Rabat – French doctor Jean-Paul Mira, the head of the intensive care unit at the Cochin hospital in Paris, expressed his apologies to “all those who were hurt” after he suggested testing potential COVID-19 vaccines on African populations during a talk show.
“I want to present all my apologies to those who were hurt, shocked, and felt insulted by the remarks that I clumsily expressed on LCI this week,” said Mira, quoted on a statement issued by his employer, the Paris network of hospitals, on Friday, April 3.
The doctor sparked outrage on social media after he made racist remarks during his April 1 appearance on French television channel LCI.
Mira made the tactless suggestion during a discussion with Camille Locht, the research director at the French National Institute of Health and Medical Research (INSERM), about the BCG tuberculosis vaccine, which is currently trialed as a potential vaccine for COVID-19.
“If I can be provocative, shouldn’t we do this study in Africa where there are no masks, no treatment, no intensive care? A bit like we did in some studies on AIDS. We tried things on prostitutes because they are highly exposed and do not protect themselves,” he said.
Locht agreed with the suggestion: “You are right. We are actually thinking about leading a study in Africa… We have already launched a call for bids and we are strongly considering the idea.”
Several celebrities condemned the colonialist mindset of the French doctors, including Cameroonian football star Samuel Eto’o and Ivorian football legend Didier Drogba.
“Assassins!” Eto’o commented on Twitter. “Africa is not your playground!” he continued in a different publication on Facebook.

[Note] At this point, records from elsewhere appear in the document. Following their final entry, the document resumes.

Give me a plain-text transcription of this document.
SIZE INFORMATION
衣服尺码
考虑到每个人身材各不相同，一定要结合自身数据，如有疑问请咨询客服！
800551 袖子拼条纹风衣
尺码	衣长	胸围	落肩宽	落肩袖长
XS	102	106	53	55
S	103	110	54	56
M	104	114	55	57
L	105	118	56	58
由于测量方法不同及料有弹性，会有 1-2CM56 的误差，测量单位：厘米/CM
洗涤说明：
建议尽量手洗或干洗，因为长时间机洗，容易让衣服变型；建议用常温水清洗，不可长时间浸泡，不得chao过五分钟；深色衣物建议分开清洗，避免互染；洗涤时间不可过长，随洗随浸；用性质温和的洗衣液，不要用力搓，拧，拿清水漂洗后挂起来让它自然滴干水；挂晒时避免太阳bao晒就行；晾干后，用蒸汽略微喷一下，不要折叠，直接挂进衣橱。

Drogba tweeted, “Africa isn’t a testing lab! I would like to vividly denounce those demeaning, false, and most of all deeply racist words.”
The Moroccan Lawyers Club also slammed the French doctors, announcing that they will file a complaint for defamation and racism.
The lawyers’ collective described the exchange between the two Frenchmen as “hateful and racist.”
INSERM, Locht’s employer, also issued a statement following the incident. However, instead of presenting an apology, the institute justified Locht’s crude remarks by saying they were “wrongly interpreted.”
“Africa should not be forgotten nor excluded from research because the pandemic is global,” INSERM said after explaining that tests of the vaccine will start in several European countries, such as the Netherlands, Germany, France, and Spain.